Draves first introduces the reader to the atmosphere in antebellum San Antonio and provides a detailed explanation of how Anderson’s Unionist father’s actions lead to the family having to escape Civil War Texas. Each chapter contains a diary entry and an editorial section that highlights the significance of the people Anderson met and wrote about during her sixty-two-day account. An extra section, written after the war, details her father’s parallel adventure, including his arrest, escape, and journey to reunite with his family. Draves provides an epilogue to add needed closure and includes helpful photographs to enhance her text. Her additions provide a deeper understanding of people and events, and, while a few are distracting and superfluous, the bulk of Draves’s remarks do exactly as she intended: “support and complement the story . . . with the background needed to fully understand and appreciate its significance” (xiii). Through this format the reader understands a confluence of lives and events not otherwise placed together.

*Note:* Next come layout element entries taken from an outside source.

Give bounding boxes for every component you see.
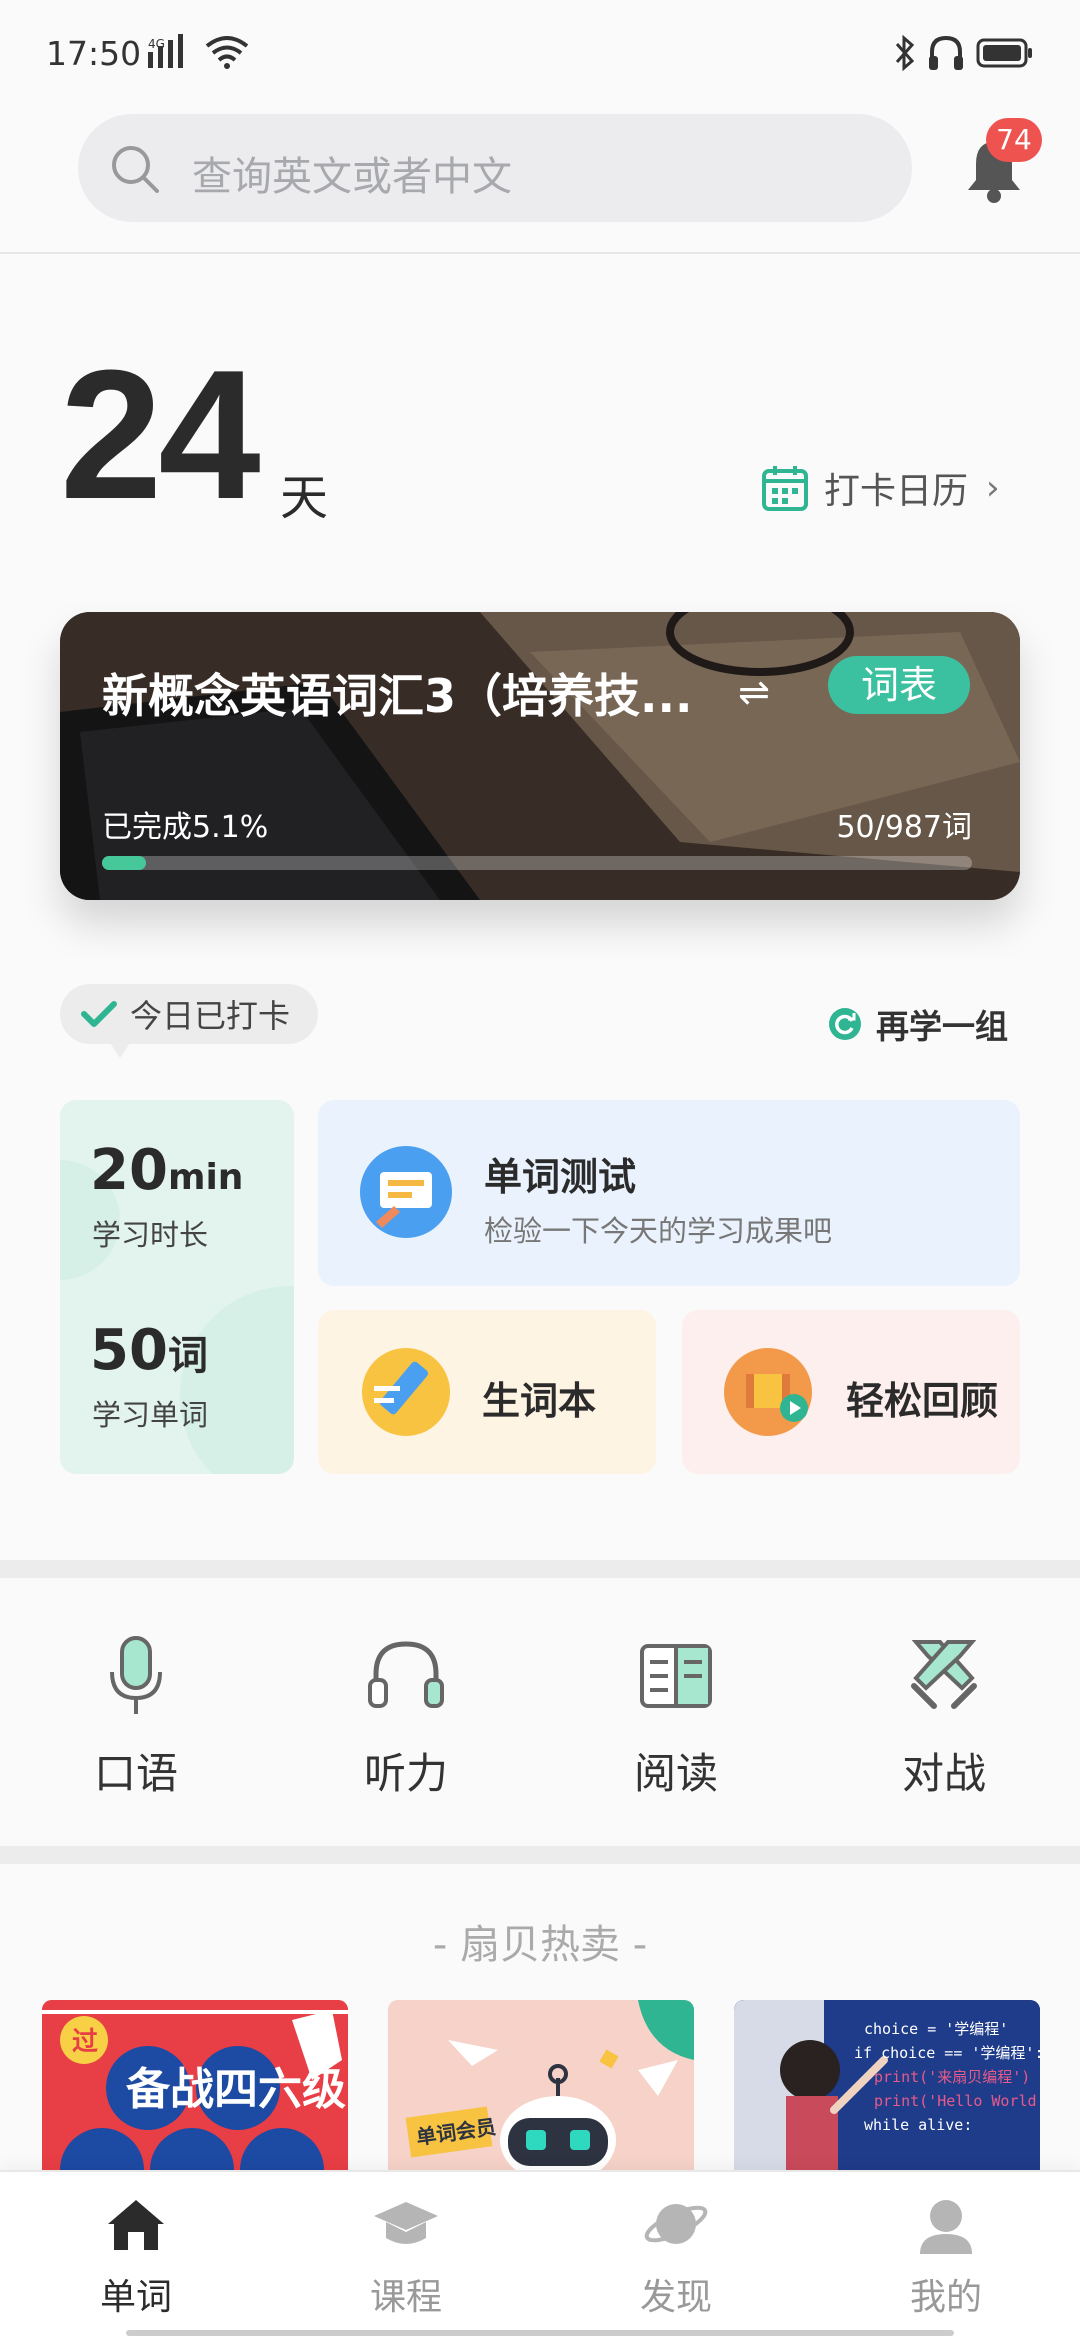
vocab-book-card[interactable]: 生词本: [318, 1310, 656, 1474]
search-header: 查询英文或者中文 74: [0, 100, 1080, 254]
svg-text:备战四六级: 备战四六级: [126, 2064, 346, 2115]
crossed-swords-icon: [911, 1640, 977, 1709]
signal-icon: 4G: [148, 34, 183, 68]
svg-text:过: 过: [72, 2027, 98, 2057]
badge-pointer: [108, 1040, 132, 1058]
book-open-icon: [640, 1644, 712, 1708]
tab-label: 我的: [909, 2277, 982, 2318]
tab-label: 课程: [369, 2277, 442, 2318]
easy-review-card[interactable]: 轻松回顾: [682, 1310, 1020, 1474]
today-checked-in-badge: 今日已打卡: [60, 984, 319, 1044]
feature-row: 口语 听力 阅读 对战: [0, 1578, 1080, 1846]
study-duration-label: 学习时长: [92, 1218, 209, 1252]
calendar-icon: [762, 466, 808, 511]
status-bar: 17:50 4G: [0, 0, 1080, 100]
vocab-book-icon: [362, 1348, 450, 1436]
product-card-cet[interactable]: 过 备战四六级: [42, 2000, 348, 2180]
switch-book-icon[interactable]: ⇌: [738, 670, 770, 714]
search-input[interactable]: 查询英文或者中文: [78, 114, 912, 222]
wifi-icon: [205, 36, 249, 69]
feature-label: 阅读: [633, 1749, 718, 1798]
tab-label: 发现: [639, 2277, 712, 2318]
streak-days: 24: [60, 331, 261, 537]
feature-label: 对战: [901, 1749, 986, 1798]
status-time: 17:50: [46, 34, 142, 73]
book-word-count: 50/987词: [836, 810, 972, 845]
notification-badge: 74: [986, 118, 1042, 162]
planet-icon: [644, 2204, 708, 2244]
section-divider: [0, 1560, 1080, 1578]
product-coding-image: choice = '学编程' if choice == '学编程': print…: [734, 2000, 1040, 2180]
user-icon: [920, 2200, 972, 2254]
easy-review-title: 轻松回顾: [846, 1379, 999, 1423]
study-again-label: 再学一组: [876, 1007, 1008, 1046]
study-words-value: 50词: [90, 1318, 208, 1383]
tab-discover[interactable]: 发现: [596, 2194, 756, 2320]
study-again-button[interactable]: 再学一组: [828, 1000, 1008, 1048]
word-test-icon: [360, 1146, 452, 1238]
today-checked-in-label: 今日已打卡: [130, 997, 291, 1035]
search-icon: [112, 146, 159, 193]
feature-label: 口语: [93, 1749, 178, 1798]
feature-speaking[interactable]: 口语: [36, 1628, 236, 1801]
current-book-card[interactable]: 新概念英语词汇3（培养技... ⇌ 词表 已完成5.1% 50/987词: [60, 612, 1020, 900]
study-words-label: 学习单词: [92, 1398, 209, 1432]
home-icon: [108, 2200, 164, 2250]
tab-words[interactable]: 单词: [56, 2194, 216, 2320]
study-duration-value: 20min: [90, 1138, 244, 1203]
svg-text:print('Hello World'): print('Hello World'): [874, 2092, 1040, 2110]
word-test-card[interactable]: 单词测试 检验一下今天的学习成果吧: [318, 1100, 1020, 1286]
tab-courses[interactable]: 课程: [326, 2194, 486, 2320]
headphones-icon: [929, 35, 963, 70]
bottom-tab-bar: 单词 课程 发现 我的: [0, 2170, 1080, 2340]
word-test-title: 单词测试: [484, 1155, 637, 1199]
streak-unit: 天: [280, 470, 329, 526]
tab-label: 单词: [99, 2277, 172, 2318]
product-card-word-vip[interactable]: 单词会员: [388, 2000, 694, 2180]
refresh-icon: [829, 1008, 861, 1040]
book-progress-fill: [102, 856, 147, 870]
svg-text:print('来扇贝编程'): print('来扇贝编程'): [874, 2068, 1030, 2086]
graduation-cap-icon: [374, 2202, 438, 2244]
svg-text:choice = '学编程': choice = '学编程': [864, 2020, 1008, 2038]
book-progress-bar: [102, 856, 972, 870]
headphones-icon: [368, 1641, 444, 1708]
book-title: 新概念英语词汇3（培养技...: [102, 669, 693, 723]
vocab-book-title: 生词本: [482, 1379, 597, 1423]
review-video-icon: [724, 1348, 812, 1436]
feature-listening[interactable]: 听力: [306, 1628, 506, 1801]
feature-reading[interactable]: 阅读: [576, 1628, 776, 1801]
book-progress-label: 已完成5.1%: [102, 810, 269, 845]
battery-icon: [976, 38, 1032, 68]
product-card-coding[interactable]: choice = '学编程' if choice == '学编程': print…: [734, 2000, 1040, 2180]
home-indicator: [126, 2330, 954, 2336]
chevron-right-icon: ›: [986, 468, 1000, 508]
tab-me[interactable]: 我的: [866, 2194, 1026, 2320]
search-placeholder: 查询英文或者中文: [192, 154, 512, 200]
product-cet-image: 过 备战四六级: [42, 2000, 348, 2180]
checkin-calendar-label: 打卡日历: [824, 471, 969, 512]
bluetooth-icon: [895, 34, 915, 72]
check-icon: [81, 1001, 117, 1027]
study-stats-card: 20min 学习时长 50词 学习单词: [60, 1100, 294, 1474]
microphone-icon: [110, 1636, 162, 1714]
product-vip-image: 单词会员: [388, 2000, 694, 2180]
wordlist-button[interactable]: 词表: [828, 656, 970, 714]
feature-label: 听力: [363, 1749, 448, 1798]
checkin-calendar-link[interactable]: 打卡日历 ›: [760, 460, 1000, 516]
word-test-subtitle: 检验一下今天的学习成果吧: [484, 1214, 833, 1248]
feature-battle[interactable]: 对战: [844, 1628, 1044, 1801]
svg-text:if choice == '学编程':: if choice == '学编程':: [854, 2044, 1040, 2062]
hot-section-title: - 扇贝热卖 -: [432, 1922, 648, 1968]
svg-text:while alive:: while alive:: [864, 2116, 972, 2134]
section-divider: [0, 1846, 1080, 1864]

The diary reveals a life of privilege that few enjoyed during the war. Her father’s social and political alliances, something the general population of Texas did not share, assisted Anderson’s family in their escape. Their travails began in San Antonio, moved through Matamoros and Veracruz, and ended in New York after moonlit rides, a harrowing voyage, and novel encounters with friends and foes. Overnight stops were often in comfortable homes owned by affluent people, although transportation and several destinations created challenges to which the Andersons were unaccustomed.

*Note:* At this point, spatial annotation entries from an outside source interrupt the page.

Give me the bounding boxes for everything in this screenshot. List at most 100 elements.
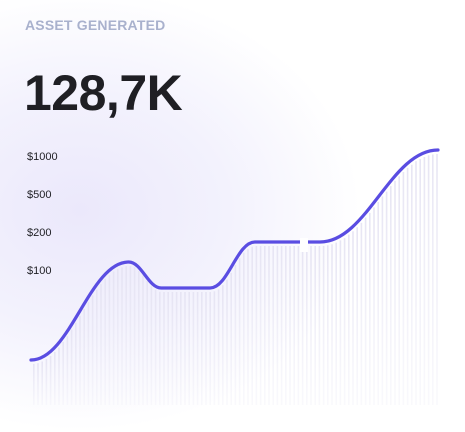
chart-bar — [251, 246, 253, 405]
asset-card: ASSET GENERATED 128,7K $1000 $500 $200 $… — [0, 0, 465, 432]
chart-bar — [121, 267, 123, 405]
chart-bar — [163, 292, 165, 405]
chart-bar — [138, 270, 140, 405]
chart-bar — [209, 292, 211, 405]
chart-bar — [331, 244, 333, 405]
chart-bar — [280, 246, 283, 405]
chart-bar — [58, 347, 60, 405]
chart-bars — [33, 154, 438, 405]
chart-bar — [180, 292, 182, 405]
chart-bar — [87, 302, 90, 405]
chart-bar — [83, 309, 85, 405]
chart-bar — [297, 246, 300, 405]
chart-bar — [159, 291, 161, 405]
chart-bar — [112, 271, 115, 405]
chart-bar — [423, 157, 426, 405]
chart-bar — [79, 315, 81, 405]
chart-bar — [37, 363, 39, 405]
chart-bar — [343, 238, 346, 405]
chart-bar — [419, 159, 421, 405]
chart-bar — [310, 246, 312, 405]
chart-bar — [188, 292, 190, 405]
chart-bar — [100, 284, 102, 405]
chart-bar — [301, 246, 304, 405]
chart-bar — [226, 279, 228, 405]
chart-bar — [285, 246, 287, 405]
chart-bar — [268, 246, 270, 405]
chart-bar — [117, 268, 119, 405]
chart-bar — [142, 275, 144, 405]
chart-bar — [356, 227, 358, 405]
chart-bar — [201, 292, 203, 405]
chart-bar — [217, 289, 220, 405]
chart-bar — [108, 275, 111, 405]
chart-bar — [41, 361, 43, 405]
chart-bar — [45, 359, 48, 405]
chart-bar — [289, 246, 291, 405]
chart-bar — [335, 242, 337, 405]
chart-bar — [66, 336, 69, 405]
chart-bar — [352, 231, 354, 405]
chart-bar — [436, 154, 438, 405]
chart-bar — [381, 196, 384, 405]
chart-bar — [75, 322, 77, 405]
chart-bar — [70, 329, 73, 405]
chart-bar — [184, 292, 186, 405]
chart-bar — [314, 246, 316, 405]
chart-bar — [327, 245, 329, 405]
chart-bar — [402, 172, 405, 405]
chart-bar — [293, 246, 295, 405]
chart-bar — [150, 286, 153, 405]
chart-bar — [175, 292, 178, 405]
chart-bar — [238, 258, 241, 405]
chart-bar — [398, 176, 400, 405]
line-chart — [29, 148, 440, 405]
chart-bar — [255, 246, 258, 405]
chart-bar — [318, 246, 321, 405]
chart-bar — [322, 245, 325, 405]
chart-bar — [205, 292, 207, 405]
chart-bar — [196, 292, 199, 405]
chart-bar — [129, 266, 132, 405]
chart-bar — [154, 289, 157, 405]
chart-bar — [394, 180, 396, 405]
chart-bar — [406, 167, 409, 405]
chart-bar — [276, 246, 279, 405]
chart-bar — [348, 234, 350, 405]
chart-bar — [49, 356, 52, 405]
chart-bar — [306, 246, 308, 405]
chart-bar — [339, 240, 342, 405]
chart-bar — [360, 222, 363, 405]
chart-bar — [264, 246, 266, 405]
chart-bar — [230, 272, 232, 405]
chart-bar — [259, 246, 262, 405]
chart-bar — [247, 249, 249, 405]
chart-bar — [62, 341, 64, 405]
chart-bar — [96, 289, 98, 405]
chart-bar — [171, 292, 174, 405]
chart-bar — [125, 266, 127, 405]
chart-bar — [369, 212, 371, 405]
chart-bar — [272, 246, 274, 405]
chart-bar — [364, 217, 367, 405]
chart-bar — [234, 265, 237, 405]
chart-bar — [146, 281, 148, 405]
chart-bar — [91, 295, 94, 405]
chart-bar — [192, 292, 195, 405]
chart-bar — [104, 278, 106, 405]
chart-bar — [411, 164, 413, 405]
chart-bar — [167, 292, 169, 405]
chart-bar — [432, 154, 434, 405]
line-gap — [300, 238, 308, 252]
chart-bar — [33, 363, 35, 405]
chart-bar — [415, 161, 417, 405]
chart-bar — [427, 155, 430, 405]
chart-bar — [243, 252, 245, 405]
chart-bar — [390, 186, 392, 405]
chart-bar — [213, 291, 216, 405]
chart-bar — [373, 207, 375, 405]
chart-bar — [377, 201, 379, 405]
chart-bar — [222, 285, 224, 405]
chart-bar — [54, 351, 56, 405]
chart-bar — [133, 267, 136, 405]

What at first appears to be a book about Kitty Anderson’s Civil War [End Page 117] experiences in Texas is not necessarily so. The title is somewhat misleading, as a good portion of what happens in Anderson’s diary occurs in Mexico. Additionally, Draves’s editorial section focuses more on the significance of male characters than on Anderson herself, making the story less about Kitty and more about others. This is, of course, intentional, and Draves successfully achieves her goal of highlighting Anderson’s unique interactions with notable people while making the reader aware that privilege and connections made Anderson’s Civil War experience vastly different from that of average women in Confederate Texas.
Draves relied heavily on the Handbook of Texas Online as well as on particularly interesting records from the Menger Hotel and a variety of other underused sources, all of which add relevance, depth, and value to the narrative. A Promise Fulfilled is a welcome addition to the growing body of literature recording women’s experiences in Texas during the Civil War. While it is not a typical diary, it will most certainly be enjoyed by those who study or have even a casual interest in the Civil War, Texas, and women’s history.